Informasi yang dihimpun Mediabatam.id mengarah pada dugaan bahwa lokasi pembangunan berada di atas lahan yang diperuntukkan sebagai ROW jalan. Jika dugaan tersebut benar, maka pemanfaatan lahan untuk kegiatan usaha komersial harus didasarkan pada mekanisme hukum yang berlaku serta didukung dokumen perizinan yang sah.
Penelusuran lebih lanjut juga mengarah pada dugaan bahwa proyek tersebut belum menunjukkan adanya informasi mengenai Persetujuan Pengelolaan Lahan (PL) dari BP Batam, Persetujuan Bangunan Gedung (PBG) yang diterbitkan Dinas Cipta Karya dan Tata Ruang (CKTR) Kota Batam, Persetujuan Kesesuaian Kegiatan Pemanfaatan Ruang (PKKPR), maupun dokumen perizinan lain yang dipersyaratkan.
Apabila lokasi tersebut benar merupakan ROW jalan, maka penerbitan izin pembangunan menjadi aspek krusial yang harus dijelaskan oleh instansi berwenang. Sebab, setiap pemanfaatan ruang yang tidak sesuai dengan peruntukannya berpotensi menimbulkan persoalan hukum dan bertentangan dengan ketentuan tata ruang.

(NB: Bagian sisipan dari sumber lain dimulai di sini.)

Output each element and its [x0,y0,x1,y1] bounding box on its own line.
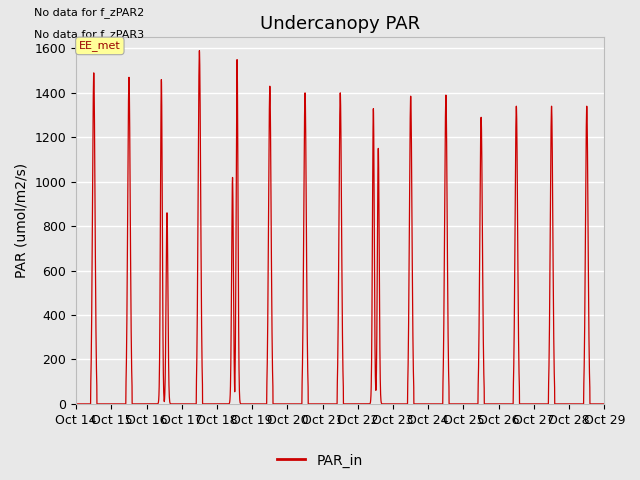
Text: No data for f_zPAR2: No data for f_zPAR2 [34,7,144,18]
Text: No data for f_zPAR3: No data for f_zPAR3 [34,29,144,40]
Y-axis label: PAR (umol/m2/s): PAR (umol/m2/s) [15,163,29,278]
Title: Undercanopy PAR: Undercanopy PAR [260,15,420,33]
Legend: PAR_in: PAR_in [272,448,368,473]
Text: EE_met: EE_met [79,40,121,51]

Proyek ini kini menjadi perhatian karena berada di kawasan strategis di tengah Kota Batam. Aktivitas pembangunan yang terus berlangsung tanpa adanya penjelasan resmi mengenai status lahan dan legalitas perizinan berpotensi menimbulkan pertanyaan mengenai efektivitas pengawasan terhadap pembangunan di wilayah tersebut.
Mediabatam.id akan meminta klarifikasi kepada BP Batam terkait status Persetujuan Pengelolaan Lahan (PL), kepada Dinas CKTR Kota Batam mengenai keberadaan Persetujuan Bangunan Gedung (PBG) dan PKKPR, serta kepada pemilik atau pengelola proyek mengenai dasar hukum pembangunan di lokasi tersebut.
Hingga berita ini diterbitkan, belum diperoleh keterangan resmi dari pihak pengelola maupun instansi terkait. Mediabatam.id tetap membuka ruang hak jawab dan hak klarifikasi guna memenuhi prinsip pemberitaan yang berimbang sebagaimana diatur dalam Undang-Undang Nomor 40 Tahun 1999 tentang Pers.